Being an angel investor in bubbly times

A friend of mine has a risky new startup. He was able to secure angel funding recently and I asked him on what terms. “It is a convertible note that will turn into shares at the same price as the Series A investors, plus a 20% share bonus.” In other words, if the company navigates its way through all of the risk that afflicts a startup’s first few years the investor will buy in at almost the same price as the professional venture capitalists who waited for the concept to be proven with customers and proven to be executable. Given that venture capital in general returns about the same as the S&P 500, such an investment should only be sensible if there is at least an 80 percent chance of the startup making it all the way through to Series A ($2-10 million in VC money).

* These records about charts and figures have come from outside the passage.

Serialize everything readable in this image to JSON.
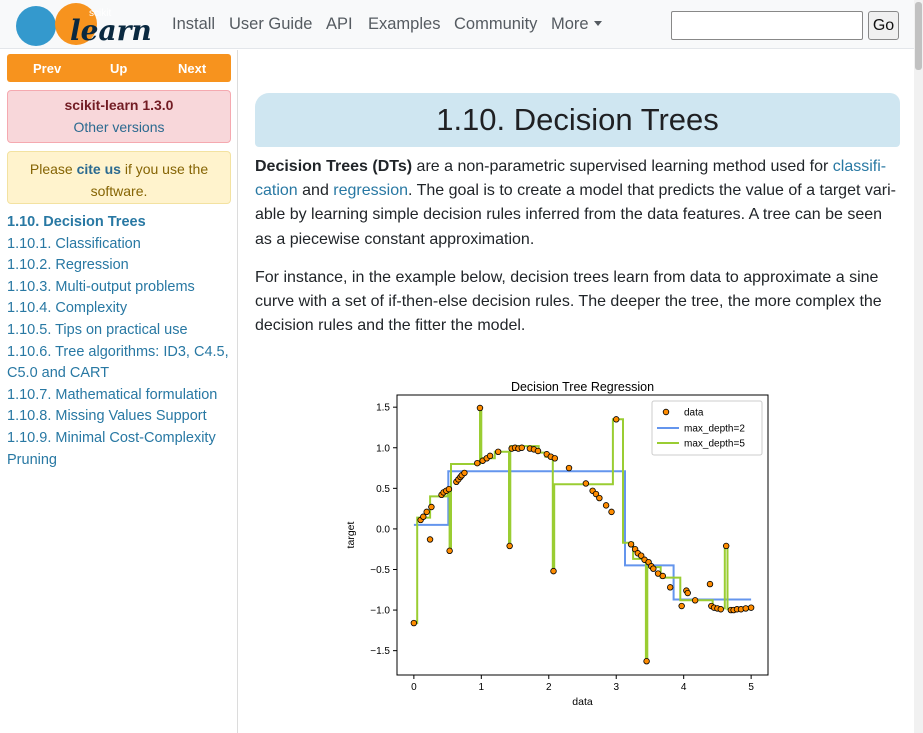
{
  "navbar": {
    "logo_small": "scikit",
    "logo_big": "learn",
    "links": [
      "Install",
      "User Guide",
      "API",
      "Examples",
      "Community",
      "More"
    ],
    "search_placeholder": "",
    "go_label": "Go"
  },
  "sidebar": {
    "prev": "Prev",
    "up": "Up",
    "next": "Next",
    "version_title": "scikit-learn 1.3.0",
    "version_link": "Other versions",
    "cite_pre": "Please ",
    "cite_link": "cite us",
    "cite_post": " if you use the software.",
    "toc": [
      "1.10. Decision Trees",
      "1.10.1. Classification",
      "1.10.2. Regression",
      "1.10.3. Multi-output problems",
      "1.10.4. Complexity",
      "1.10.5. Tips on practical use",
      "1.10.6. Tree algorithms: ID3, C4.5, C5.0 and CART",
      "1.10.7. Mathematical formulation",
      "1.10.8. Missing Values Support",
      "1.10.9. Minimal Cost-Complexity Pruning"
    ]
  },
  "main": {
    "title": "1.10. Decision Trees",
    "p1": {
      "bold": "Decision Trees (DTs)",
      "t1": " are a non-parametric supervised learning method used for ",
      "link1": "classifi-cation",
      "t2": " and ",
      "link2": "regression",
      "t3": ". The goal is to create a model that predicts the value of a target vari-able by learning simple decision rules inferred from the data features. A tree can be seen as a piecewise constant approximation."
    },
    "p2": "For instance, in the example below, decision trees learn from data to approximate a sine curve with a set of if-then-else decision rules. The deeper the tree, the more complex the decision rules and the fitter the model."
  },
  "colors": {
    "accent_orange": "#f7931e",
    "link_blue": "#2878a3",
    "title_bg": "#cfe6f1",
    "depth2": "#6495ed",
    "depth5": "#9acd32",
    "points": "#ff8c00"
  },
  "chart_data": {
    "type": "scatter",
    "title": "Decision Tree Regression",
    "xlabel": "data",
    "ylabel": "target",
    "xlim": [
      -0.25,
      5.25
    ],
    "ylim": [
      -1.8,
      1.65
    ],
    "xticks": [
      0,
      1,
      2,
      3,
      4,
      5
    ],
    "yticks": [
      -1.5,
      -1.0,
      -0.5,
      0.0,
      0.5,
      1.0,
      1.5
    ],
    "legend": [
      "data",
      "max_depth=2",
      "max_depth=5"
    ],
    "legend_position": "top-right",
    "points": [
      [
        0.0,
        -1.16
      ],
      [
        0.1,
        0.11
      ],
      [
        0.14,
        0.15
      ],
      [
        0.19,
        0.21
      ],
      [
        0.24,
        -0.13
      ],
      [
        0.26,
        0.27
      ],
      [
        0.41,
        0.42
      ],
      [
        0.44,
        0.45
      ],
      [
        0.48,
        0.47
      ],
      [
        0.52,
        0.49
      ],
      [
        0.53,
        -0.27
      ],
      [
        0.63,
        0.58
      ],
      [
        0.66,
        0.61
      ],
      [
        0.69,
        0.64
      ],
      [
        0.71,
        0.66
      ],
      [
        0.75,
        0.69
      ],
      [
        0.94,
        0.81
      ],
      [
        0.98,
        1.49
      ],
      [
        1.02,
        0.84
      ],
      [
        1.08,
        0.87
      ],
      [
        1.13,
        0.9
      ],
      [
        1.25,
        0.95
      ],
      [
        1.42,
        -0.21
      ],
      [
        1.45,
        0.99
      ],
      [
        1.5,
        1.0
      ],
      [
        1.55,
        0.99
      ],
      [
        1.6,
        1.0
      ],
      [
        1.72,
        0.99
      ],
      [
        1.78,
        0.98
      ],
      [
        1.84,
        0.96
      ],
      [
        1.97,
        0.92
      ],
      [
        2.03,
        0.89
      ],
      [
        2.07,
        -0.52
      ],
      [
        2.09,
        0.87
      ],
      [
        2.3,
        0.75
      ],
      [
        2.55,
        0.56
      ],
      [
        2.65,
        0.47
      ],
      [
        2.7,
        0.43
      ],
      [
        2.75,
        0.38
      ],
      [
        2.85,
        0.29
      ],
      [
        2.93,
        0.21
      ],
      [
        3.0,
        1.35
      ],
      [
        3.22,
        -0.19
      ],
      [
        3.28,
        -0.25
      ],
      [
        3.32,
        -0.3
      ],
      [
        3.37,
        -0.33
      ],
      [
        3.42,
        -0.38
      ],
      [
        3.45,
        -1.63
      ],
      [
        3.48,
        -0.41
      ],
      [
        3.52,
        -0.46
      ],
      [
        3.55,
        -0.49
      ],
      [
        3.62,
        -0.55
      ],
      [
        3.69,
        -0.58
      ],
      [
        3.8,
        -0.72
      ],
      [
        3.97,
        -0.95
      ],
      [
        4.04,
        -0.76
      ],
      [
        4.06,
        -0.79
      ],
      [
        4.17,
        -0.88
      ],
      [
        4.39,
        -0.68
      ],
      [
        4.41,
        -0.95
      ],
      [
        4.45,
        -0.97
      ],
      [
        4.5,
        -0.98
      ],
      [
        4.55,
        -0.99
      ],
      [
        4.63,
        -0.21
      ],
      [
        4.7,
        -1.0
      ],
      [
        4.74,
        -1.0
      ],
      [
        4.79,
        -0.99
      ],
      [
        4.85,
        -0.99
      ],
      [
        4.92,
        -0.98
      ],
      [
        5.0,
        -0.97
      ]
    ],
    "series": [
      {
        "name": "max_depth=2",
        "x": [
          0.0,
          0.51,
          0.51,
          3.13,
          3.13,
          3.85,
          3.85,
          5.0
        ],
        "y": [
          0.05,
          0.05,
          0.71,
          0.71,
          -0.45,
          -0.45,
          -0.87,
          -0.87
        ]
      },
      {
        "name": "max_depth=5",
        "x": [
          0.0,
          0.05,
          0.05,
          0.24,
          0.24,
          0.5,
          0.5,
          0.53,
          0.53,
          0.55,
          0.55,
          0.98,
          0.98,
          1.0,
          1.0,
          1.2,
          1.2,
          1.41,
          1.41,
          1.43,
          1.43,
          1.85,
          1.85,
          1.95,
          1.95,
          2.06,
          2.06,
          2.08,
          2.08,
          2.95,
          2.95,
          3.1,
          3.1,
          3.25,
          3.25,
          3.44,
          3.44,
          3.46,
          3.46,
          3.66,
          3.66,
          3.95,
          3.95,
          4.43,
          4.43,
          4.61,
          4.61,
          4.65,
          4.65,
          5.0
        ],
        "y": [
          -1.16,
          -1.16,
          0.14,
          0.14,
          0.4,
          0.4,
          0.5,
          0.5,
          -0.27,
          -0.27,
          0.8,
          0.8,
          1.49,
          1.49,
          0.87,
          0.87,
          0.95,
          0.95,
          -0.21,
          -0.21,
          1.02,
          1.02,
          0.94,
          0.94,
          0.89,
          0.89,
          -0.52,
          -0.52,
          0.55,
          0.55,
          1.35,
          1.35,
          -0.17,
          -0.17,
          -0.37,
          -0.37,
          -1.63,
          -1.63,
          -0.47,
          -0.47,
          -0.6,
          -0.6,
          -0.88,
          -0.88,
          -0.98,
          -0.98,
          -0.21,
          -0.21,
          -0.99,
          -0.99
        ]
      }
    ]
  }
}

The other seed funding rounds that I’ve heard about are happening at valuations of around $3 million pre-money. That’s a lot more value put on a team of three 25-year-olds than in most years.

Aside from sky-high valuations, another obstacle to earning a good return from a venture capital investment is the recent increase in tax rates. Tax law changes, including the Obamacare surtax, mean that capital gains that formerly faced a federal tax of 15 percent are now taxed at 23.8 percent, a 1.6X increase in the amount of investment profits that will feed the federal government instead of the investor and his or her family. And unlike with an investment in the S&P 500, the angel investor does not get to choose when to take a capital gain or loss. The company will either fail or be acquired on a schedule that cannot be controlled. (There are possible exemptions from capital gains tax for qualified small business stock investing, but it seems hard to predict whether or not one will in fact qualify (see this article).)

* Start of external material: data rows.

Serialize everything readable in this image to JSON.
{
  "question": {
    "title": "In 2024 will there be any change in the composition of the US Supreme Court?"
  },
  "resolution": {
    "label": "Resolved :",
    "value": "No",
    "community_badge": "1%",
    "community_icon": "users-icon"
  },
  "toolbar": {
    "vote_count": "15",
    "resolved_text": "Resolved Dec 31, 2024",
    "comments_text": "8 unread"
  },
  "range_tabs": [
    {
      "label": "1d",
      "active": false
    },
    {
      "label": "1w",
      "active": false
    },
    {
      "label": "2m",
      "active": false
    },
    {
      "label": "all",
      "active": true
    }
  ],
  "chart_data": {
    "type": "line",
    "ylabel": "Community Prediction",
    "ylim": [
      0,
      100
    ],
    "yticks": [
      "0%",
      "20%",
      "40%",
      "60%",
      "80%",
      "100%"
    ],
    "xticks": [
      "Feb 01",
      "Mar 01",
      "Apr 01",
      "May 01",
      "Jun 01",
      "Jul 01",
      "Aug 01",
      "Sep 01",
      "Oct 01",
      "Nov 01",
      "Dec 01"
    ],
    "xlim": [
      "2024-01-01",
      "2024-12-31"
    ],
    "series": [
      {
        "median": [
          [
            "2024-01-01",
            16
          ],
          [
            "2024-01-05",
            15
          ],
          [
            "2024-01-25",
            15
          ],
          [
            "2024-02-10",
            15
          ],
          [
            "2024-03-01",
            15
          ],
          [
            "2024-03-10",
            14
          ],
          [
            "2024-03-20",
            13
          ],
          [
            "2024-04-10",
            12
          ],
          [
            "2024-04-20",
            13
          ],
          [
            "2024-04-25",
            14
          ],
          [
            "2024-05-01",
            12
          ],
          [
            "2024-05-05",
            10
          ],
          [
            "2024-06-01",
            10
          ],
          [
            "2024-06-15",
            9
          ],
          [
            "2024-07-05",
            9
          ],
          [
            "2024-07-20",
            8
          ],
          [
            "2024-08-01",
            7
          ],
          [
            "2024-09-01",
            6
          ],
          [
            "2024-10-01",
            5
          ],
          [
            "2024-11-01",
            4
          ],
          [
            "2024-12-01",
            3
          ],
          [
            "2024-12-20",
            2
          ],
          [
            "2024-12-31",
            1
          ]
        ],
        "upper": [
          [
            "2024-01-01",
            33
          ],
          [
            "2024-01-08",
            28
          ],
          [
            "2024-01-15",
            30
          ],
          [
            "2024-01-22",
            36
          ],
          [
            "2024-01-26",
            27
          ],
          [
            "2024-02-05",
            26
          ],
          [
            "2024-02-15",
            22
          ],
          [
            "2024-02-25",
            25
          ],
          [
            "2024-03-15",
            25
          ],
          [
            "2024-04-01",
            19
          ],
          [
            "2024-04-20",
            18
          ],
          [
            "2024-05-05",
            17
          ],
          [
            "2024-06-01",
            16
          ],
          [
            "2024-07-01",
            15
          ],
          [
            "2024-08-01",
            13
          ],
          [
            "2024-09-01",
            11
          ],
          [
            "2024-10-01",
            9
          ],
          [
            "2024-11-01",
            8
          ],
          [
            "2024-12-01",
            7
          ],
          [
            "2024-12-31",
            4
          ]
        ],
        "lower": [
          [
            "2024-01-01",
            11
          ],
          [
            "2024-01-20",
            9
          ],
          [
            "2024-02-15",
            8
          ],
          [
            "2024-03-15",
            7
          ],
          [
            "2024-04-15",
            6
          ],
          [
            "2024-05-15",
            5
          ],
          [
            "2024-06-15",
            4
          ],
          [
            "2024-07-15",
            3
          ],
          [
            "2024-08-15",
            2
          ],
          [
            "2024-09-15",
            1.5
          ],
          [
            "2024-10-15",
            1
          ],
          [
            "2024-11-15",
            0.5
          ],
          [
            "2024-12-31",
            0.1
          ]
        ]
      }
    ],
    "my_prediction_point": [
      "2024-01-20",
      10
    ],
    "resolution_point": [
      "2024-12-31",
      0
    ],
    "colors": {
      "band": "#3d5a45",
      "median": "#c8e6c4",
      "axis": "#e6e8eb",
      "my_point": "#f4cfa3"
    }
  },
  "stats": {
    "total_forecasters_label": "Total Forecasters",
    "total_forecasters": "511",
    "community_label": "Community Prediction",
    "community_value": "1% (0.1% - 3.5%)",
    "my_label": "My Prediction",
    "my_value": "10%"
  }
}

I wrote about what a bad deal angel investing was back in June 2010 (posting) but the terms seem worse today.

What do readers think? Is the world of tech startups in a bubble? At the valuations and on the terms angel investors are offered, why isn’t it better to invest in big companies that can profit from the growth of robust economies around the world?


  1. Jim

    December 4, 2013 @ 10:21 pm


    You might be correct in your financial analysis, but I don’t think you are accurately identifying the motives of an angel investor. From Wikipedia: “Angel investors are often retired entrepreneurs or executives, who may be interested in angel investing for reasons that go beyond pure monetary return”.

  2. John

    December 5, 2013 @ 1:26 am


    How much did he raise, and from whom? A seasoned fellow should be able to raise $250-750K on any terms he likes, but sounds like you’re describing an uncapped note: popularized by Paul Graham/YCombinator and generally a hard sell outside of that clique.

    Following the first tranche of friends/family/previous biz partners, most seed deals in the Valley occur at a $4-6M valuation, or a 20% discount to the A round with a $5-8M valuation cap. Seed funds are lately pushing for equity rather than debt, but you can get the deal done either way. Most companies currently need to actually build a product and demonstrate some traction, but a stellar team (multiple $50M+ exits) or a stellar salesman can still get the seed round done with a napkin and a good story.

    Regarding value for money, I know many angels who have crushed S&P returns over a 10 year period, usually with 1-2 big hits but occasionally 3-5 small ones. Typically on a pool of 20-50 investments. Might as well gamble in your area of expertise, as most angels do.